Villarreal was the owner and operator of the now-defunct Durable Medical Supply Depot in Elsa, the indictment shows, while Robles acted as Villarreal’s secretary and Medicaid biller.
Both have had previous run-ins with the law; specifically, Robles was arrested in connection with suspicion of driving while intoxicated in February 2008, while Villarreal was also arrested on a similar charge in January 2009, according to Hidalgo County jail records.
In October 2009, Villarreal pleaded guilty to the class B misdemeanor DWI charge and was given a 180-day jail sentence, in addition to two years of community service, records also showed.

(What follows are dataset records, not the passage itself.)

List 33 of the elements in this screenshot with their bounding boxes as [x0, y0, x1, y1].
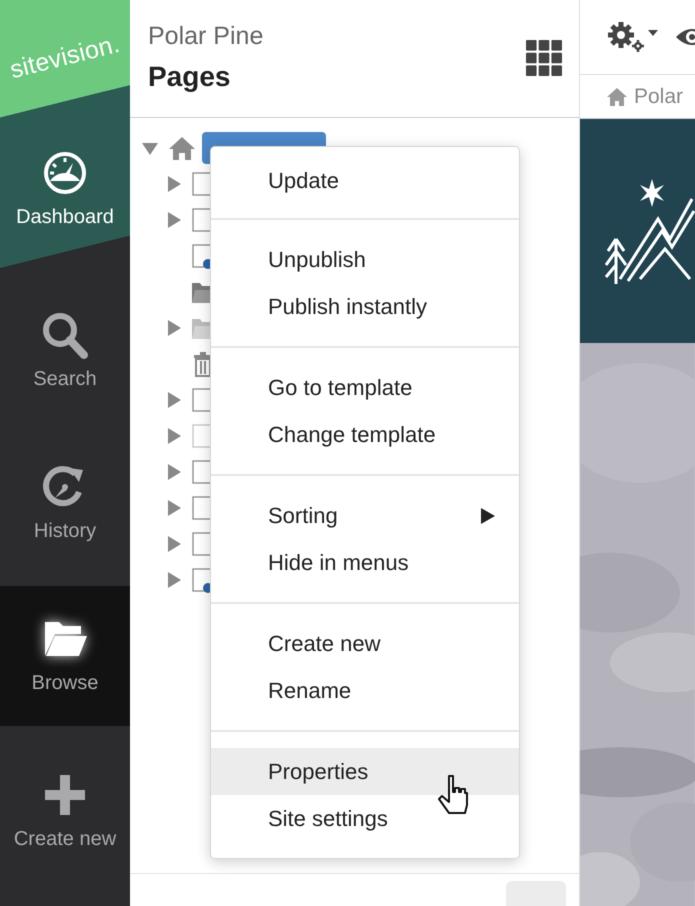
menu-item[interactable]: Sorting — [211, 492, 519, 539]
collapse-arrow-icon[interactable] — [142, 140, 158, 156]
menu-item[interactable]: Go to template — [211, 364, 519, 411]
grid-icon[interactable] — [526, 40, 562, 76]
expand-arrow-icon[interactable] — [166, 320, 182, 336]
nav-item[interactable]: Search — [0, 278, 130, 432]
nav-item[interactable]: Browse — [0, 586, 130, 726]
panel-title: Pages — [148, 61, 232, 93]
expand-arrow-icon[interactable] — [166, 392, 182, 408]
menu-item[interactable]: Unpublish — [211, 236, 519, 283]
menu-item[interactable]: Change template — [211, 411, 519, 458]
menu-item[interactable]: Site settings — [211, 795, 519, 842]
nav-item[interactable]: History — [0, 432, 130, 586]
expand-arrow-icon[interactable] — [166, 500, 182, 516]
site-name: Polar Pine — [148, 22, 264, 51]
home-icon — [606, 86, 628, 106]
settings-icon[interactable] — [605, 20, 661, 54]
menu-item[interactable]: Rename — [211, 667, 519, 714]
expand-arrow-icon[interactable] — [166, 176, 182, 192]
menu-item[interactable]: Hide in menus — [211, 539, 519, 586]
expand-arrow-icon[interactable] — [166, 212, 182, 228]
nav-item[interactable]: Dashboard — [0, 108, 130, 278]
menu-item[interactable]: Create new — [211, 620, 519, 667]
menu-item[interactable]: Update — [211, 157, 519, 204]
menu-item[interactable]: Properties — [211, 748, 519, 795]
expand-arrow-icon[interactable] — [166, 464, 182, 480]
nav-item[interactable]: Create new — [0, 726, 130, 906]
expand-arrow-icon[interactable] — [166, 536, 182, 552]
home-icon — [168, 135, 196, 161]
expand-arrow-icon[interactable] — [166, 428, 182, 444]
expand-arrow-icon[interactable] — [166, 572, 182, 588]
breadcrumb-link[interactable]: Polar — [634, 84, 684, 108]
menu-item[interactable]: Publish instantly — [211, 283, 519, 330]
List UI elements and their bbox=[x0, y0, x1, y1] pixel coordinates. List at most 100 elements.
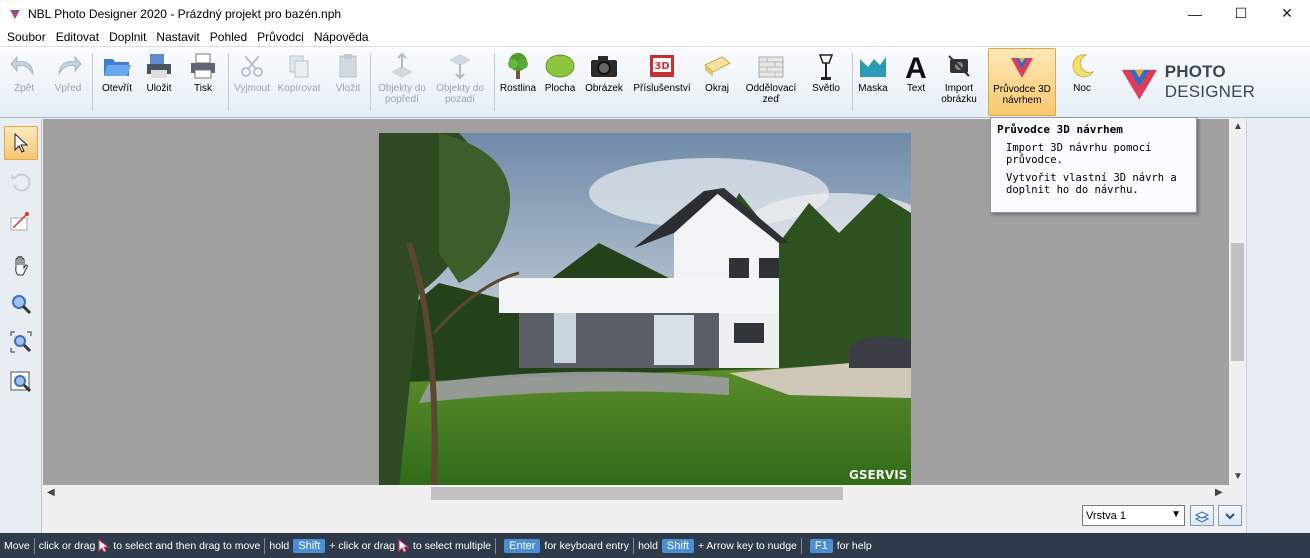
cursor-arrow-icon bbox=[14, 132, 29, 153]
status-separator bbox=[33, 537, 35, 554]
edge-button[interactable]: Okraj bbox=[700, 50, 734, 94]
light-button[interactable]: Světlo bbox=[806, 50, 846, 94]
brick-wall-icon bbox=[755, 50, 787, 82]
pan-tool[interactable] bbox=[4, 249, 38, 283]
partition-wall-button[interactable]: Oddělovací zeď bbox=[744, 50, 798, 105]
rotate-tool[interactable] bbox=[4, 165, 38, 199]
selection-cursor-icon bbox=[98, 538, 110, 553]
cut-button[interactable]: Vyjmout bbox=[232, 50, 272, 94]
3d-wizard-button[interactable]: Průvodce 3D návrhem bbox=[988, 48, 1056, 116]
import-crossed-icon bbox=[943, 50, 975, 82]
text-a-icon: A bbox=[900, 50, 932, 82]
menu-editovat[interactable]: Editovat bbox=[51, 30, 104, 44]
minimize-button[interactable]: — bbox=[1172, 0, 1218, 27]
shift-key-badge: Shift bbox=[293, 538, 326, 553]
wizard-tooltip: Průvodce 3D návrhem Import 3D návrhu pom… bbox=[990, 117, 1197, 213]
edge-block-icon bbox=[701, 50, 733, 82]
back-button[interactable]: Zpět bbox=[6, 50, 42, 94]
copy-icon bbox=[283, 50, 315, 82]
scroll-left-icon[interactable]: ◀ bbox=[47, 487, 55, 498]
chevron-down-icon bbox=[1225, 512, 1235, 519]
enter-key-badge: Enter bbox=[504, 538, 541, 553]
mask-icon bbox=[857, 50, 889, 82]
print-button[interactable]: Tisk bbox=[186, 50, 220, 94]
bring-to-front-button[interactable]: Objekty do popředí bbox=[374, 50, 430, 105]
tree-icon bbox=[502, 50, 534, 82]
tooltip-title: Průvodce 3D návrhem bbox=[997, 123, 1123, 136]
plant-button[interactable]: Rostlina bbox=[498, 50, 538, 94]
menu-napoveda[interactable]: Nápověda bbox=[309, 30, 374, 44]
scroll-down-icon[interactable]: ▼ bbox=[1233, 471, 1243, 482]
brand-logo: PHOTO DESIGNER bbox=[1118, 61, 1310, 103]
save-printer-icon bbox=[143, 50, 175, 82]
printer-icon bbox=[187, 50, 219, 82]
accessories-button[interactable]: 3D Příslušenství bbox=[632, 50, 692, 94]
send-to-back-button[interactable]: Objekty do pozadí bbox=[432, 50, 488, 105]
measure-tool[interactable] bbox=[4, 203, 38, 237]
layers-icon bbox=[1194, 510, 1210, 523]
status-mode: Move bbox=[4, 539, 30, 552]
status-bar: Move click or drag to select and then dr… bbox=[0, 533, 1310, 558]
vertical-scroll-thumb[interactable] bbox=[1231, 243, 1244, 361]
lamp-icon bbox=[810, 50, 842, 82]
night-button[interactable]: Noc bbox=[1064, 50, 1100, 94]
svg-text:3D: 3D bbox=[654, 61, 669, 72]
layers-manager-button[interactable] bbox=[1190, 505, 1214, 526]
import-image-button[interactable]: Import obrázku bbox=[938, 50, 980, 105]
f1-key-badge: F1 bbox=[809, 538, 833, 553]
shift-key-badge-2: Shift bbox=[661, 538, 694, 553]
open-button[interactable]: Otevřít bbox=[96, 50, 138, 94]
maximize-button[interactable]: ☐ bbox=[1218, 0, 1264, 27]
forward-button[interactable]: Vpřed bbox=[50, 50, 86, 94]
menu-bar: Soubor Editovat Doplnit Nastavit Pohled … bbox=[0, 27, 1310, 46]
toolbar-separator bbox=[370, 53, 371, 111]
text-button[interactable]: A Text bbox=[898, 50, 934, 94]
paste-button[interactable]: Vložit bbox=[330, 50, 366, 94]
status-separator bbox=[264, 537, 266, 554]
scroll-right-icon[interactable]: ▶ bbox=[1215, 487, 1223, 498]
bring-front-icon bbox=[386, 50, 418, 82]
horizontal-scrollbar[interactable]: ◀ ▶ bbox=[43, 485, 1229, 502]
vertical-scrollbar[interactable]: ▲ ▼ bbox=[1229, 119, 1246, 485]
image-button[interactable]: Obrázek bbox=[584, 50, 624, 94]
menu-pohled[interactable]: Pohled bbox=[205, 30, 252, 44]
undo-arrow-icon bbox=[8, 50, 40, 82]
mask-button[interactable]: Maska bbox=[854, 50, 892, 94]
copy-button[interactable]: Kopírovat bbox=[276, 50, 322, 94]
save-button[interactable]: Uložit bbox=[142, 50, 176, 94]
layer-select[interactable]: Vrstva 1 ▼ bbox=[1082, 505, 1185, 526]
zoom-fit-tool[interactable] bbox=[4, 325, 38, 359]
menu-nastavit[interactable]: Nastavit bbox=[151, 30, 204, 44]
app-logo-icon bbox=[10, 9, 20, 19]
horizontal-scroll-thumb[interactable] bbox=[431, 487, 843, 500]
scroll-up-icon[interactable]: ▲ bbox=[1233, 121, 1243, 132]
svg-text:A: A bbox=[905, 52, 927, 81]
layer-dropdown-button[interactable] bbox=[1218, 505, 1242, 526]
send-back-icon bbox=[444, 50, 476, 82]
brand-text: PHOTO DESIGNER bbox=[1164, 62, 1256, 101]
zoom-window-tool[interactable] bbox=[4, 365, 38, 399]
house-photo-image: GSERVIS bbox=[379, 133, 911, 485]
close-button[interactable]: ✕ bbox=[1264, 0, 1310, 27]
rotate-icon bbox=[11, 173, 31, 192]
zoom-in-tool[interactable] bbox=[4, 287, 38, 321]
tooltip-line-2: Vytvořit vlastní 3D návrh a doplnit ho d… bbox=[1006, 172, 1177, 196]
menu-doplnit[interactable]: Doplnit bbox=[104, 30, 151, 44]
window-title: NBL Photo Designer 2020 - Prázdný projek… bbox=[28, 6, 342, 21]
tool-palette bbox=[0, 119, 42, 533]
toolbar-separator bbox=[92, 53, 93, 111]
toolbar-separator bbox=[852, 53, 853, 111]
menu-soubor[interactable]: Soubor bbox=[2, 30, 51, 44]
menu-pruvodci[interactable]: Průvodci bbox=[252, 30, 309, 44]
zoom-window-icon bbox=[10, 371, 32, 393]
right-side-panel bbox=[1246, 119, 1310, 533]
project-photo[interactable]: GSERVIS bbox=[379, 133, 911, 485]
hand-icon bbox=[15, 256, 28, 276]
photo-watermark: GSERVIS bbox=[849, 468, 907, 482]
title-bar: NBL Photo Designer 2020 - Prázdný projek… bbox=[0, 0, 1310, 27]
select-tool[interactable] bbox=[4, 126, 38, 160]
area-button[interactable]: Plocha bbox=[542, 50, 578, 94]
folder-open-icon bbox=[101, 50, 133, 82]
layer-select-value: Vrstva 1 bbox=[1086, 509, 1126, 522]
chevron-down-icon: ▼ bbox=[1171, 509, 1181, 520]
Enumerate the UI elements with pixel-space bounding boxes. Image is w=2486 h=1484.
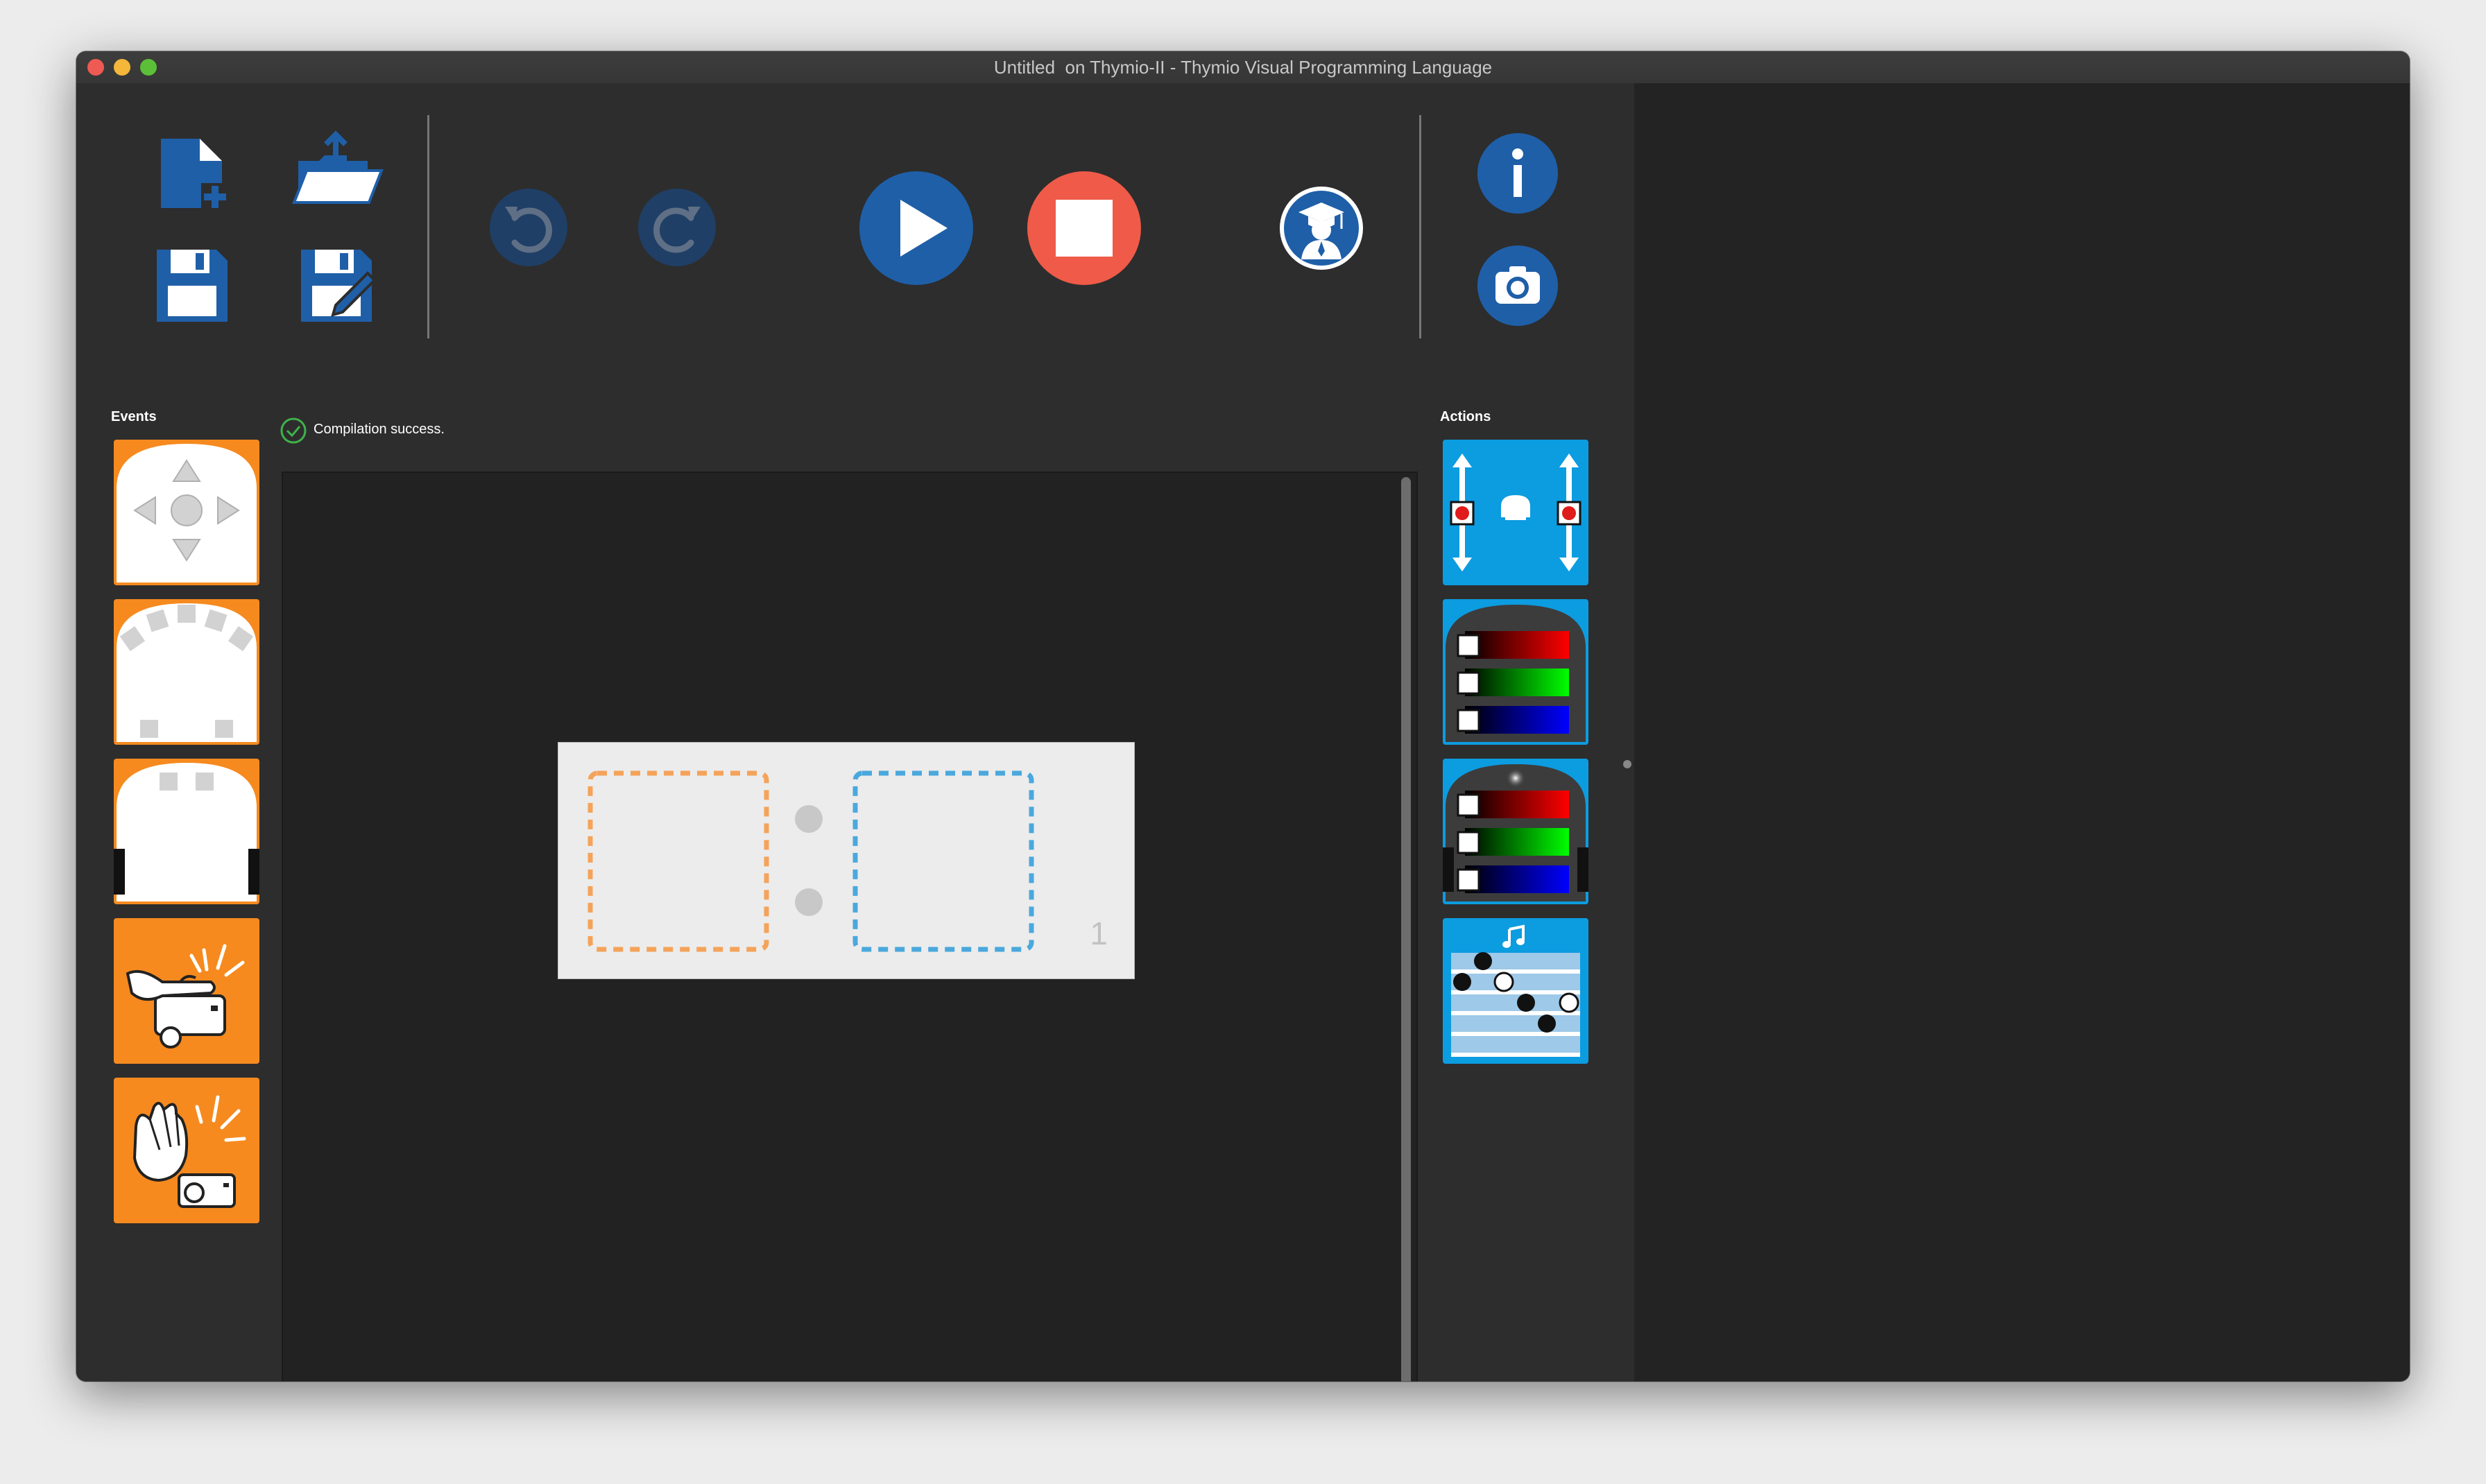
row-number: 1 [1090, 915, 1108, 951]
screenshot-button[interactable] [1476, 244, 1559, 327]
check-circle-icon [280, 417, 307, 444]
advanced-mode-button[interactable] [1278, 184, 1365, 272]
scene-scrollbar[interactable] [1401, 477, 1411, 1381]
window-title: Untitled on Thymio-II - Thymio Visual Pr… [993, 57, 1493, 78]
new-file-icon [161, 139, 229, 211]
clap-icon [132, 1095, 246, 1208]
panel-splitter-handle[interactable] [1623, 760, 1631, 768]
event-tap[interactable] [114, 918, 259, 1064]
undo-button[interactable] [487, 186, 570, 269]
undo-icon [490, 189, 567, 266]
action-motors[interactable] [1443, 440, 1588, 585]
front-proximity-icon [117, 603, 257, 742]
action-music[interactable] [1443, 918, 1588, 1064]
stop-icon [1027, 171, 1141, 285]
row-slots-graphic [588, 770, 1034, 952]
floppy-disk-edit-icon [301, 250, 377, 322]
compilation-status: Compilation success. [279, 416, 445, 444]
status-message: Compilation success. [314, 422, 445, 437]
action-bottom-color[interactable] [1443, 759, 1588, 904]
top-color-icon [1446, 605, 1586, 742]
toolbar-separator-right [1419, 115, 1421, 338]
redo-icon [638, 189, 716, 266]
open-folder-icon [292, 130, 384, 204]
open-button[interactable] [291, 129, 388, 218]
motors-icon [1450, 454, 1581, 571]
graduate-icon [1280, 187, 1363, 270]
save-as-button[interactable] [291, 241, 380, 330]
arrow-buttons-icon [117, 444, 257, 583]
save-button[interactable] [147, 241, 236, 330]
bottom-color-icon [1443, 764, 1588, 901]
camera-icon [1477, 245, 1558, 326]
event-action-row[interactable]: 1 [558, 742, 1135, 979]
ground-sensors-icon [114, 763, 259, 901]
event-buttons[interactable] [114, 440, 259, 585]
music-icon [1451, 924, 1580, 1057]
run-button[interactable] [857, 169, 975, 287]
action-top-color[interactable] [1443, 599, 1588, 745]
app-window: Untitled on Thymio-II - Thymio Visual Pr… [76, 51, 2410, 1381]
info-icon [1477, 133, 1558, 214]
title-bar[interactable]: Untitled on Thymio-II - Thymio Visual Pr… [76, 51, 2410, 84]
event-clap[interactable] [114, 1078, 259, 1223]
side-panel [1634, 83, 2410, 1381]
vpl-editor-panel: Events Compilation success. 1 Actions [76, 83, 1634, 1381]
event-ground-sensors[interactable] [114, 759, 259, 904]
floppy-disk-icon [157, 250, 228, 322]
redo-button[interactable] [635, 186, 719, 269]
actions-label: Actions [1440, 409, 1491, 424]
stop-button[interactable] [1025, 169, 1143, 287]
events-label: Events [111, 409, 157, 424]
toolbar-separator [427, 115, 429, 338]
play-icon [859, 171, 973, 285]
new-button[interactable] [147, 129, 236, 218]
help-button[interactable] [1476, 132, 1559, 215]
tap-robot-icon [126, 944, 245, 1049]
event-front-proximity[interactable] [114, 599, 259, 745]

Robles’ DWI, also a class B misdemeanor, was dismissed in July 2013, according to the court records.
The indictment alleges they committed one count of conspiracy to commit health care fraud, four counts of substantive health care fraud as well as two counts of aggravated identity theft of local Medicaid beneficiaries’ personal Medicaid numbers, the release stated.
“From on or about April 2010 to on or about September 2014, Villarreal and Robles allegedly billed Texas Medicaid in excess of $850,000 for DME that was either never delivered or was only partially delivered to Medicaid beneficiaries,” the document stated. “… Villarreal and Robles purchased or arranged for the purchase of personal Medicaid identification numbers of local Medicaid beneficiaries in order to submit false and fraudulent claims to Medicaid for items that were never intended to be delivered.”
If convicted, the Valley residents could face up to 10 years in federal prison; and if convicted of identity theft, they each also face a mandatory two years in prison, which must be served consecutively to any other sentence imposed. All charges also carry a $250,000 maximum possible fine.